Between 2018 and 2022, Topaloğlu took part in the international joint Task Force on the diagnosis and management guidelines for Guillain-Barré syndrome and chronic inflammatory demyelinating neuropathies.

==Awards and honors==
- 2002 – Award in Medicine, Hacettepe University
- 2003 – Medical Research Award, Turkish Scientific and Research Council (TÜBİTAK)
- 2012 – Member, Turkish Academy of Sciences (TÜBA)
- 2015 – Clinical Research Award, Gaetano Conte Academy of Myology

==Selected articles==
- Topaloğlu, H., Yalaz, K., Renda, Y., Cağlar, M., Göğüs, S., Kale, G., ... & Nurlu, G. (1991). Occidental type cerebromuscular dystrophy: a report of eleven cases. Journal of Neurology, Neurosurgery & Psychiatry, 54(3), 226-229.
- Helbling-Leclerc, A., Zhang, X., Topaloğlu, H., Cruaud, C., Tesson, F., Weissenbach, J., ... & Guicheney, P. (1995). Mutations in the laminin α2–chain gene (LAMA2) cause merosin–deficient congenital muscular dystrophy. Nature genetics, 11(2), 216-218.
- Yoshida, A., Kobayashi, K., Manya, H., Taniguchi, K., Kano, H., Mizuno, M., ... & Endo, T. (2001).
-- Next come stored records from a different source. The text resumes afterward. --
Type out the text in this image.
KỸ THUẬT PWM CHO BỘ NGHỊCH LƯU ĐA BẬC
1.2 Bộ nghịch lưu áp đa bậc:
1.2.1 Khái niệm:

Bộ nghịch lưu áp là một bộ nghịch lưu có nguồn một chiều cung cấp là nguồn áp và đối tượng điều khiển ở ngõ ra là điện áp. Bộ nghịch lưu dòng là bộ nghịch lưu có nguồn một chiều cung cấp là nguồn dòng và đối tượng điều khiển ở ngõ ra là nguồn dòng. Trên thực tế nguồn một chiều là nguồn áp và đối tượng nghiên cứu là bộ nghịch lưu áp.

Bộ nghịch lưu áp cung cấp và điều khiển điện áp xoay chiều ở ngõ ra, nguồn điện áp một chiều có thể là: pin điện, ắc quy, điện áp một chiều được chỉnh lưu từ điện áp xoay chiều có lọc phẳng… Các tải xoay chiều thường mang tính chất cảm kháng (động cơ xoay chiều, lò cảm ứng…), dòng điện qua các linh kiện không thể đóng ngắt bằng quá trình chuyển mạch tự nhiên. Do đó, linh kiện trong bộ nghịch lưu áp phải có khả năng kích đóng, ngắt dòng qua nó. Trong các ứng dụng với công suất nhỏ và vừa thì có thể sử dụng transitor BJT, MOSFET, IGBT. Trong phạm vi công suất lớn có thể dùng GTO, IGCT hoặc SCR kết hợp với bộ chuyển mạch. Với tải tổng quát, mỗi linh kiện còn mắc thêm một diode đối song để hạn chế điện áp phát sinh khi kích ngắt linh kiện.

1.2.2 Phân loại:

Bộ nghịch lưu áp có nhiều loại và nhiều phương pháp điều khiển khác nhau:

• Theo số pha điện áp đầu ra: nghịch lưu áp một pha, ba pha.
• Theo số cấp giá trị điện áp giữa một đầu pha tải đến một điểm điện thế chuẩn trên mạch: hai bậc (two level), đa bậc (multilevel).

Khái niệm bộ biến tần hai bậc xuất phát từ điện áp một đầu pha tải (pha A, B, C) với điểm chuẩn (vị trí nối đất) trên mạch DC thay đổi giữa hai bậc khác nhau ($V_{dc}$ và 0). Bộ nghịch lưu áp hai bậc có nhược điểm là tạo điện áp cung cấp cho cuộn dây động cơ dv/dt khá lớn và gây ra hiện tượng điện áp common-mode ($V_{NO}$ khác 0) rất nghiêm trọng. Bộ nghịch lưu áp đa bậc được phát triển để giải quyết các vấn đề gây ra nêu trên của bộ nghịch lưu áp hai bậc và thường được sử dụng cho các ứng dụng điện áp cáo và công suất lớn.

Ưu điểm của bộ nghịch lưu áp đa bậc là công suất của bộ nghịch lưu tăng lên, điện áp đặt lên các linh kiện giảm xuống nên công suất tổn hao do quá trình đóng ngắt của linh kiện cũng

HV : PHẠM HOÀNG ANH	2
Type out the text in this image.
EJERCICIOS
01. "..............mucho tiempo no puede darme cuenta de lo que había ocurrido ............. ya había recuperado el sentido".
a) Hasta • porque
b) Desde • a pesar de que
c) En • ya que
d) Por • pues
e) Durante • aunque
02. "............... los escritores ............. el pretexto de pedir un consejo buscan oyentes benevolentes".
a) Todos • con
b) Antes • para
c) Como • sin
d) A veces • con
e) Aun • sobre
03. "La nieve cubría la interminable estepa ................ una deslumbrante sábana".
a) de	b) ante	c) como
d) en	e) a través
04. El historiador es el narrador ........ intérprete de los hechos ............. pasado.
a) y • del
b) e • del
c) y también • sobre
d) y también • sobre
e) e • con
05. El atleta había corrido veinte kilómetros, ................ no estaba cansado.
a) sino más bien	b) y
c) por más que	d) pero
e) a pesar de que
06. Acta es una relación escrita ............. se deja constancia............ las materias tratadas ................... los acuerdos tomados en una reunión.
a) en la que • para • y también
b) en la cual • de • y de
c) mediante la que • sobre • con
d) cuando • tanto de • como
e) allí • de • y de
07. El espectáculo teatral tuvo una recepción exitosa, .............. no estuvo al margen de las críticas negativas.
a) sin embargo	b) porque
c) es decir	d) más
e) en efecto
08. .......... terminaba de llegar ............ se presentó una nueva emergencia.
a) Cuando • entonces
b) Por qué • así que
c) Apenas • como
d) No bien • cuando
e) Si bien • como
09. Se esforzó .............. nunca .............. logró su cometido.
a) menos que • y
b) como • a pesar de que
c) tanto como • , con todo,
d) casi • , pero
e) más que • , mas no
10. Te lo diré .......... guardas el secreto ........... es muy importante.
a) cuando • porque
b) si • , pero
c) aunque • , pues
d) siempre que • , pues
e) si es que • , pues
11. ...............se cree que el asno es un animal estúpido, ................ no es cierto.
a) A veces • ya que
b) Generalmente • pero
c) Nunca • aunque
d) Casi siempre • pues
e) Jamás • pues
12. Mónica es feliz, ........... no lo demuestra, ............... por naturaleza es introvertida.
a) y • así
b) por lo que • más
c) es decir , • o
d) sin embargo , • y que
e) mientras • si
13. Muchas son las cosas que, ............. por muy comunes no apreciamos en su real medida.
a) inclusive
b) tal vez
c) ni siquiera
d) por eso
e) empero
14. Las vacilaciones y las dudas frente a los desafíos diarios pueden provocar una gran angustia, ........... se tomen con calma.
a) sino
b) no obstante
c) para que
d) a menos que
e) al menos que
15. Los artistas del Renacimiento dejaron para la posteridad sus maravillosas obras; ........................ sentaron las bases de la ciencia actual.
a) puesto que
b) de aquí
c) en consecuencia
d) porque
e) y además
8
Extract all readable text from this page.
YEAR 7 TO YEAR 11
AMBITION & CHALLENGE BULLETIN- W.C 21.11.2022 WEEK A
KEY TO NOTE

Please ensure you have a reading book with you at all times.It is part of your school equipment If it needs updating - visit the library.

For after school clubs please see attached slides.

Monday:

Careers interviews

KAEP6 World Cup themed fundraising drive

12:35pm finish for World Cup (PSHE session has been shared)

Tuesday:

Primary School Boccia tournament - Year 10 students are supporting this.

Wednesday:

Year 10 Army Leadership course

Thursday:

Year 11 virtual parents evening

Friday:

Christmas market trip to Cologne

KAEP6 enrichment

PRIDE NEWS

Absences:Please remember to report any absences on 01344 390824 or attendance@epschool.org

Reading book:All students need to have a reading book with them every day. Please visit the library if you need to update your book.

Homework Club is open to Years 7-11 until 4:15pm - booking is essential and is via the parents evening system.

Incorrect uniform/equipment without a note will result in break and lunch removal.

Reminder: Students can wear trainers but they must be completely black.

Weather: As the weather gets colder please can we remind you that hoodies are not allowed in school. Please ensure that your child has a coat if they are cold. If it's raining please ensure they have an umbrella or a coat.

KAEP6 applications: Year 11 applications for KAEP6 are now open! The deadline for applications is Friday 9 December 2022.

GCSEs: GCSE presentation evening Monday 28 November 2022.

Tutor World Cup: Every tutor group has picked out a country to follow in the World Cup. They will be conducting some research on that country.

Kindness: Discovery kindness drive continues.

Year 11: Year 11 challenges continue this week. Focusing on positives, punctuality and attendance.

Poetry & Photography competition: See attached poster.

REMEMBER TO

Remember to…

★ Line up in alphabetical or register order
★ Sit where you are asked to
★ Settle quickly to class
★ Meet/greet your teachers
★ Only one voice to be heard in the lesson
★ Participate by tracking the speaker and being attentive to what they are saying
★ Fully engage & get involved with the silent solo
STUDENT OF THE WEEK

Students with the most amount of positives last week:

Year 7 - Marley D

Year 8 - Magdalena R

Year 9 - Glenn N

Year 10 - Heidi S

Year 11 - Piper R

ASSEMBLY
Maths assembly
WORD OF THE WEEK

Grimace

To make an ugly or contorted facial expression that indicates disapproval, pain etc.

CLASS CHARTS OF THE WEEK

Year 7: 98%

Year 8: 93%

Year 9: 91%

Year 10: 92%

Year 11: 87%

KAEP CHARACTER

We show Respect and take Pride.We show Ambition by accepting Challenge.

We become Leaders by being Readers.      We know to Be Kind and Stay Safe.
Muscular dystrophy and neuronal migration disorder caused by mutations in a glycosyltransferase, POMGnT1. Developmental cell, 1(5), 717-724.
- Finkel, R. S., Mercuri, E., Darras, B. T., Connolly, A. M., Kuntz, N. L., Kirschner, J., ... & De Vivo, D. C. (2017). Nusinersen versus sham control in infantile-onset spinal muscular atrophy. New England Journal of Medicine, 377(18), 1723-1732.
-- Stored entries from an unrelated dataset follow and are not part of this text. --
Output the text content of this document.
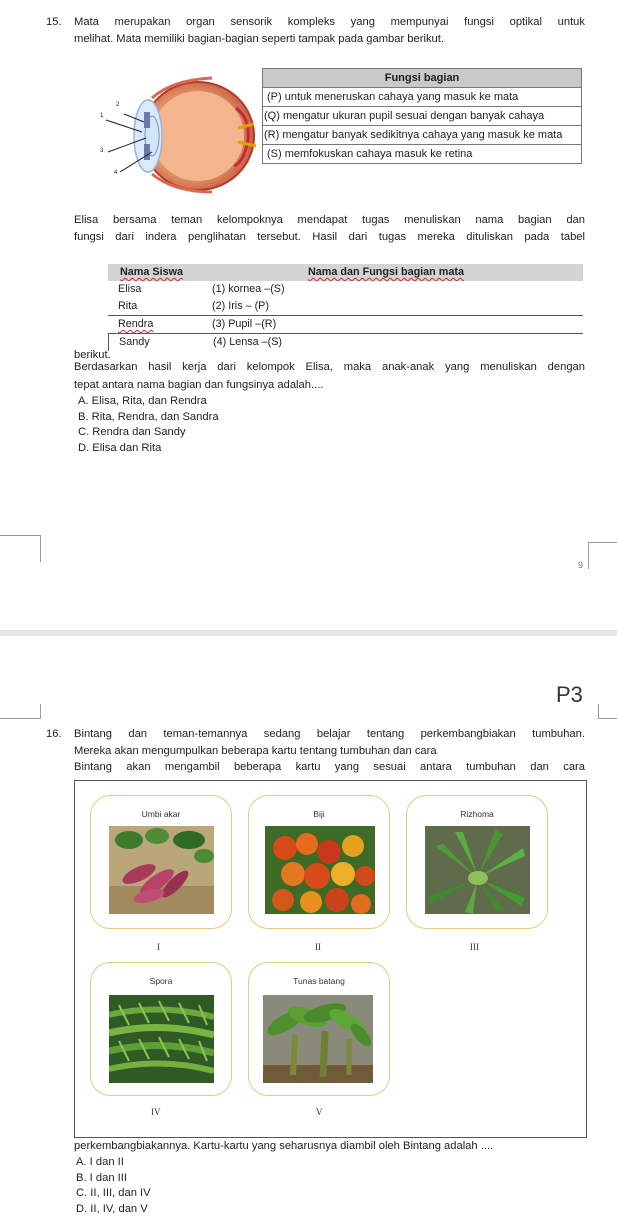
15. Mata merupakan organ sensorik kompleks yang mempunyai fungsi optikal untuk
melihat. Mata memiliki bagian-bagian seperti tampak pada gambar berikut.
1
2
3
4
Fungsi bagian
(P) untuk meneruskan cahaya yang masuk ke mata
(Q) mengatur ukuran pupil sesuai dengan banyak cahaya
(R) mengatur banyak sedikitnya cahaya yang masuk ke mata
(S) memfokuskan cahaya masuk ke retina
Elisa bersama teman kelompoknya mendapat tugas menuliskan nama bagian dan
fungsi dari indera penglihatan tersebut. Hasil dari tugas mereka dituliskan pada tabel
Nama Siswa	Nama dan Fungsi bagian mata
Elisa	(1) kornea –(S)
Rita	(2) Iris – (P)
Rendra	(3) Pupil –(R)
Sandy	(4) Lensa –(S)
berikut.
Berdasarkan hasil kerja dari kelompok Elisa, maka anak-anak yang menuliskan dengan
tepat antara nama bagian dan fungsinya adalah....
A. Elisa, Rita, dan Rendra
B. Rita, Rendra, dan Sandra
C. Rendra dan Sandy
D. Elisa dan Rita
9
P3
16. Bintang dan teman-temannya sedang belajar tentang perkembangbiakan tumbuhan.
Mereka akan mengumpulkan beberapa kartu tentang tumbuhan dan cara
Bintang akan mengambil beberapa kartu yang sesuai antara tumbuhan dan cara
Umbi akar
I
Biji
II
Rizhoma
III
Spora
IV
Tunas batang
V
perkembangbiakannya. Kartu-kartu yang seharusnya diambil oleh Bintang adalah ....
A. I dan II
B. I dan III
C. II, III, dan IV
D. II, IV, dan V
- Mercuri, E., Finkel, R. S., Muntoni, F., Wirth, B., Montes, J., Main, M., ... & Szlagatys-Sidorkiewicz, A. (2018). Diagnosis and management of spinal muscular atrophy: Part 1: Recommendations for diagnosis, rehabilitation, orthopedic and nutritional care. Neuromuscular disorders, 28(2), 103-115.
- Van den Bergh, P. Y., van Doorn, P. A., Hadden, R. D., Avau, B., Vankrunkelsven, P., Allen, J. A., ... & Topaloğlu, H. A. (2021). European Academy of Neurology/Peripheral Nerve Society guideline on diagnosis and treatment of chronic inflammatory demyelinating polyradiculoneuropathy: Report of a joint Task Force—Second revision. Journal of the Peripheral Nervous System, 26(3), 242-268.
- Harper, A. D., Topaloğlu, H., Mercuri, E., Suslov, V., Wu, L., Ayanoglu, C. Y., ... & Clemens, P. R. (2024). Safety and efficacy of viltolarsen in ambulatory and nonambulatory males with Duchenne muscular dystrophy. Scientific Reports, 14(1), 23488.